Società

Fini-Giovanardi: Leggi e carcere, in assenza della politica

La Fini-Giovanardi era una legge che non trovava alcuna ragione se non nell’ideologia incarnata nei due proponenti che le hanno dato il nome. Un mix di perbenismo moralista vetero-democristiano e una destra forcaiola che doveva farsi perdonare gli eccessi di garantismo funzionali agli interessi del capo e dei suoi epigoni.

Stesso discorso per la Bossi-Fini: neanche con la più sfrenata fantasia dei titoli satirici del vecchio caro “Cuore” si sarebbe potuto immaginare che la questione degli immigrati la risolvessero leghisti e fascisti.
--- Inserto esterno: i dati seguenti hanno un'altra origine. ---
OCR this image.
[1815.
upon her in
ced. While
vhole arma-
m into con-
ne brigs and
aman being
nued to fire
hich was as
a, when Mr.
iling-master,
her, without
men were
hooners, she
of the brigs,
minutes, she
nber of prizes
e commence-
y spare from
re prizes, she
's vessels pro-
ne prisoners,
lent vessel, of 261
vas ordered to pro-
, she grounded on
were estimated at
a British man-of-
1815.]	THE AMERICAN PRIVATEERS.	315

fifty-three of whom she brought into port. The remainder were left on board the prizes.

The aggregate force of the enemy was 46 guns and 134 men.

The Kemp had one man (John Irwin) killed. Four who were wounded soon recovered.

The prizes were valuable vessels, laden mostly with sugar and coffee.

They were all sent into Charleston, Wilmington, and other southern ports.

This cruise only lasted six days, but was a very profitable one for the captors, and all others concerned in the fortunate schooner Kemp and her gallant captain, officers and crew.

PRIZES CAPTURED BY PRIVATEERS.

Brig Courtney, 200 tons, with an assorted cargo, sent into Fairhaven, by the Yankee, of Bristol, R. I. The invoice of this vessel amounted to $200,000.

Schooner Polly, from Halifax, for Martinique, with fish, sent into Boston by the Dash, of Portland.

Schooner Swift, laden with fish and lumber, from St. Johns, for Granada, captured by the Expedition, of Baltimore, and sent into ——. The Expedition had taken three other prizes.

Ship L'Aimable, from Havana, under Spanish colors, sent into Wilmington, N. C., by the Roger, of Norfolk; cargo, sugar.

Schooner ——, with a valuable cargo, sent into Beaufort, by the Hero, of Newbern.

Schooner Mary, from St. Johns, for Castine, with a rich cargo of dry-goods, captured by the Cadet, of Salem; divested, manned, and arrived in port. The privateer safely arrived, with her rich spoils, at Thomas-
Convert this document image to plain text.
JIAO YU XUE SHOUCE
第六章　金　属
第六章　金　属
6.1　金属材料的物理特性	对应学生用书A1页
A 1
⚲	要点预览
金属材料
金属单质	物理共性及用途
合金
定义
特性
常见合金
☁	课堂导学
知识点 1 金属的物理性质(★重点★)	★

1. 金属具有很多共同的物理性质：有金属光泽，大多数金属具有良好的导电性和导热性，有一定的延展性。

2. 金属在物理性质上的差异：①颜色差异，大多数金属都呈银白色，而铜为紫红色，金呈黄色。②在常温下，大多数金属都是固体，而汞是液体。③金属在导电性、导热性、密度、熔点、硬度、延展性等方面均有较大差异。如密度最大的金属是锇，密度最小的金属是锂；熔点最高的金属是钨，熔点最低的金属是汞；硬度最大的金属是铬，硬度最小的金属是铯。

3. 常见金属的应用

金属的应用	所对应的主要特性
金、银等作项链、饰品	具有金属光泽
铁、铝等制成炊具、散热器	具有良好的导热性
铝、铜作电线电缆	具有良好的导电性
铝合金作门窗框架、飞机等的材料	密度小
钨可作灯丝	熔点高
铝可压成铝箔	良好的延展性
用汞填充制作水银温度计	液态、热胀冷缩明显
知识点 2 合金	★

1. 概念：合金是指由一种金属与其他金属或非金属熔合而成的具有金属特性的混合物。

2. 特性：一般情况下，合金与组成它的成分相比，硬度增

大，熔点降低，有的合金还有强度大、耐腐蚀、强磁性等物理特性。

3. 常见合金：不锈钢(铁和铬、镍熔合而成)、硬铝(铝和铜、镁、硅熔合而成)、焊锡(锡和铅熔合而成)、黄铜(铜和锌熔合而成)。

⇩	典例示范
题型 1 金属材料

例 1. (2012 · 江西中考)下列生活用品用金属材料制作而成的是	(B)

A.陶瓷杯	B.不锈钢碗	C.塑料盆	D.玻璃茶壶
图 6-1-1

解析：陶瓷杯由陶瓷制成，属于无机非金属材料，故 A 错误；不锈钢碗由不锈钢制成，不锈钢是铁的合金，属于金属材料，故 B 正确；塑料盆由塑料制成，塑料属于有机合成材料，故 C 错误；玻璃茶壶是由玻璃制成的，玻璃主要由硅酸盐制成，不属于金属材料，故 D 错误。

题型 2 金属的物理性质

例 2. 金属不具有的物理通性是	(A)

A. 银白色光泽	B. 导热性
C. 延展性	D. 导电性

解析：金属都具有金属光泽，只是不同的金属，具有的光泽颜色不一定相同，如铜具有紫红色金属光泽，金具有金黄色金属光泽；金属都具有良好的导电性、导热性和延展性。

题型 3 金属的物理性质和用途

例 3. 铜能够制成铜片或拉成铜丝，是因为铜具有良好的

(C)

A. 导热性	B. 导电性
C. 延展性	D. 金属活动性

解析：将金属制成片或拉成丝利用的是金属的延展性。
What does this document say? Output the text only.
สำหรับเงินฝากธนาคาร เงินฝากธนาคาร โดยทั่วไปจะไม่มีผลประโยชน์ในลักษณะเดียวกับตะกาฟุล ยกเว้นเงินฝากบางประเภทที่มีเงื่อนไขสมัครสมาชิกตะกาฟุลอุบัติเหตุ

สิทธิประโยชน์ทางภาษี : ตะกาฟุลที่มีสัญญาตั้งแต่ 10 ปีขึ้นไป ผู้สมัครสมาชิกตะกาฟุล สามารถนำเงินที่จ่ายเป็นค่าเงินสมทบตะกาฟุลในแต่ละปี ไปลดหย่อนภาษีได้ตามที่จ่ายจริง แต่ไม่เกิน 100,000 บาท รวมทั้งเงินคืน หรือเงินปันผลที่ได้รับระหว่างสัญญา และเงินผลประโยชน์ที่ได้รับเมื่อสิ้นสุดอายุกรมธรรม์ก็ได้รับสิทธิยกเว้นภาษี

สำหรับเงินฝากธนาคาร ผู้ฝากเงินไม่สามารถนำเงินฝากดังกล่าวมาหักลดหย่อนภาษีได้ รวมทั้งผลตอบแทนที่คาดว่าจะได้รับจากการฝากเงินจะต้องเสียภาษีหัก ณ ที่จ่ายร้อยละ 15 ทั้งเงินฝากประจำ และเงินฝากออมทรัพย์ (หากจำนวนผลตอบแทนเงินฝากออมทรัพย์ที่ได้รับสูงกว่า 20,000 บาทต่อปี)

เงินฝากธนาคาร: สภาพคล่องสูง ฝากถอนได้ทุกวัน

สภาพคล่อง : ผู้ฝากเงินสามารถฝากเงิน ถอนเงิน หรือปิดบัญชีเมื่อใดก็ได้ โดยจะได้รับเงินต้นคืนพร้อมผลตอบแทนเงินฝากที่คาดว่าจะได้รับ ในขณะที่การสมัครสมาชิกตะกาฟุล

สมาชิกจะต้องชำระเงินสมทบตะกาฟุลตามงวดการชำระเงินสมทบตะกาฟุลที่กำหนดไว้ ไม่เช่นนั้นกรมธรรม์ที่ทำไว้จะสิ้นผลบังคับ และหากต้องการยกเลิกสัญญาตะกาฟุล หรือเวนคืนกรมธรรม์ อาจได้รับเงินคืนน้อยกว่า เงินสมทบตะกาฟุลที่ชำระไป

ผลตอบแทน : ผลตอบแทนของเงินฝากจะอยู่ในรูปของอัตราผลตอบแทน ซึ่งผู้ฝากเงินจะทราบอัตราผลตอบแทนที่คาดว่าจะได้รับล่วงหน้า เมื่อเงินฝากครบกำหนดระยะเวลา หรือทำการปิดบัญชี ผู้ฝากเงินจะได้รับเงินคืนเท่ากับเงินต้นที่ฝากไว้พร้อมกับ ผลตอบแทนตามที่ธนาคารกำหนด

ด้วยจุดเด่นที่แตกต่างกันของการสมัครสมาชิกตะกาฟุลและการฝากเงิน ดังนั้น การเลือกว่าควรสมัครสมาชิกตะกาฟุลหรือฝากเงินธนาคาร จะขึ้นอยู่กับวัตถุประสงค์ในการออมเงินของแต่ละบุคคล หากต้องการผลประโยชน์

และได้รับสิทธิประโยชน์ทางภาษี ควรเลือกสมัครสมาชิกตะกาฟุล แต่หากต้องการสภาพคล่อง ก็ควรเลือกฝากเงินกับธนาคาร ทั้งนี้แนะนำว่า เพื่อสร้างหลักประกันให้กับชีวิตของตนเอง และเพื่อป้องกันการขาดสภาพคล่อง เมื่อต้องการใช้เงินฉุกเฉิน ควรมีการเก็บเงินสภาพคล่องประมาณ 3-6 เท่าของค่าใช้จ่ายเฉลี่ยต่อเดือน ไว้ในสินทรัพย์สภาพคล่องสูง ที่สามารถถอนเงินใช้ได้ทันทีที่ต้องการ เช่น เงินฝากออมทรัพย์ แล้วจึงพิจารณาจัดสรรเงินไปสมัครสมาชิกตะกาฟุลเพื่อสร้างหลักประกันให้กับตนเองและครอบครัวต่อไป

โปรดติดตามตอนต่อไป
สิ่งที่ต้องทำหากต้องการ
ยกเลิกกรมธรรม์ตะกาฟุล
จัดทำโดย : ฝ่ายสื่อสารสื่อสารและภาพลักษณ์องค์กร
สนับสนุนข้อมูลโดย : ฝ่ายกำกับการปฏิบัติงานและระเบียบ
E la ex-Cirielli è un caso esemplare di legislazione schizofrenica: rinnegata dallo stesso ispiratore che, da destra, voleva inasprire le pene per pregiudicati e recidivi e invece si ritrovò nel testo l’accorciamento dei termini di prescrizione con cui si doveva amputare qualche processo in corso.

Sono queste le principali leggi “carcerogene” che hanno portato al sovraffollamento che rende disumana la permanenza nella stragrande maggioranza delle patrie galere.

Nonostante tanti proclami, soprattutto in campagna elettorale, i parlamenti che si sono succeduti non sono stati in grado di dare una sistemazione organica alla materia della giustizia, a partire dalla cancellazione delle leggi più sconsiderate. Ancora una volta, in assenza della politica, sono stati dei giudici (in questo caso quelli della Corte Costituzionale) a doversi esprimere per l’illegittimità delle norme che equiparavano tutti i tipi di droghe, con un pesante trattamento sanzionatorio.

Ora è vero che il principio attivo di certo hascisc in circolazione è talmente forte che ci si chiede se valga ancora la distinzione tra droghe leggere e droghe pesanti. Ma resta il problema dell’efficacia della pena detentiva per certi tipi di condotta. Si parla di 8-10 mila persone che sono in carcere per la sola detenzione di pochi grammi di stupefacenti.

È sempre l’ideologia che invade terreni sensibili come questo. Se è vero che lo Stato deve interessarsi alla salute fisica e mentale dei cittadini, non c’è motivo per non porsi anche il problema di alcool, tabacco e tutte quelle attività che hanno effetti simili, se non più devastanti, come le scommesse e le sale giochi.

Io resto dell’idea del carcere come extrema ratio, solo per casi di pericolosità conclamata che devono seguire percorsi di riabilitazione e reinserimento sociale. Altrimenti, così com’è oggi, è solo una discarica sociale buona per il lavaggio della coscienza collettiva, andando a infierire solo sui più sfortunati e privi di mezzi.

È chiaro che una forma di punizione dei comportamenti devianti va prevista. Ma dev’essere efficace e l’ammasso di esseri umani in spazi ristretti non ha alcun senso. Tra pochi anni ce ne dovremo vergognare.